Reuters — Global commodity trader Cargill on Wednesday said it turned in a quarterly net profit, boosted by special gains that offset poor results from trading and oilseed processing.
Revenue for the privately held company declined for the eighth straight quarter.
Minnesota-based Cargill reported net income of $15 million for the fourth quarter ended May 31, compared with a net loss of $51 million a year earlier (all figures US$). Revenue fell five per cent to $27.1 billion.
Excluding items such as inventory adjustments and gains or losses from sales of assets, the company posted an operating loss of $19 million, compared with a year-earlier profit of $230 million.
Cargill’s report was the latest in a series of disappointing financial statements from agriculture-focused companies.
Last week, rival agribusiness Archer Daniels Midland reported a sharply lower quarterly profit due to volatile grain prices and weak trading and processing margins. Bunge, another Cargill rival, posted higher earnings but warned of near-term headwinds due to tightening margins.
After ample global crop supplies limited trading opportunities for large grain companies earlier this year, a weather-related harvest shortfall in South America riled markets this summer and caught traders wrong-footed.
Cargill is in the midst of a restructuring aimed at bolstering margins and making itself more responsive to commodity market swings.
“We have about $28 billion of equity in the books and about $1.6 billion in earnings on an adjusted basis. That’s around the five per cent mark and that’s obviously not where we want to be,” chief financial officer Marcel Smits told Reuters in an interview.
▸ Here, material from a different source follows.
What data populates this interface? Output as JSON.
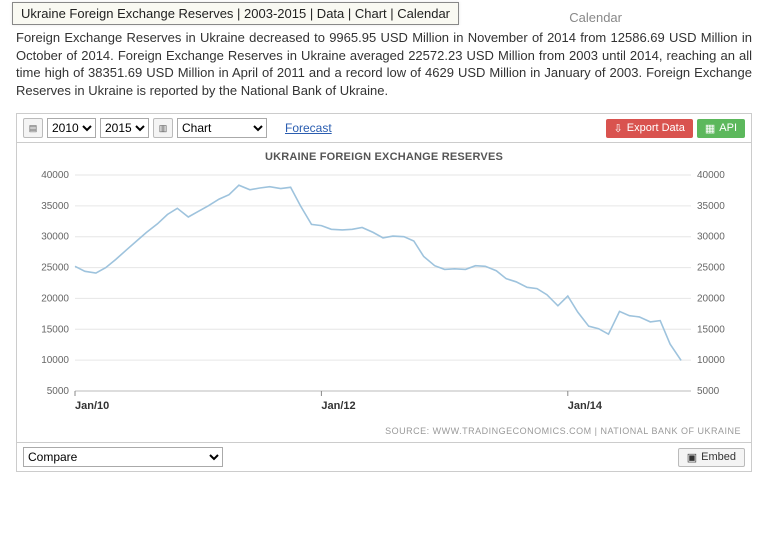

In the past year, Cargill has spent $3 billion on expansions of existing facilities and acquisitions such as fish feedmaker EWOS and divested nearly $2.4 billion in assets, including its U.S. pork business and some cattle feedlots. It said it has realized more than $625 million from new products and services and from efficiency gains.
“We’re making progress in terms of positioning ourselves for a future that is meaningfully more profitable,” Smits said.
The food ingredients and applications unit, bolstered by the recent acquisition of ADM’s global chocolate business, posted stronger results in the quarter, as did the animal nutrition and protein business.
But Cargill’s origination and processing segment lost money due to losses in soybean trading and volatile oilseed crush margins.
Industrial and financial services recorded a losing quarter, due to a charge taken for counterparty risk in its ocean shipping business.
— Karl Plume reports on agriculture and ag commodity markets for Reuters from Chicago.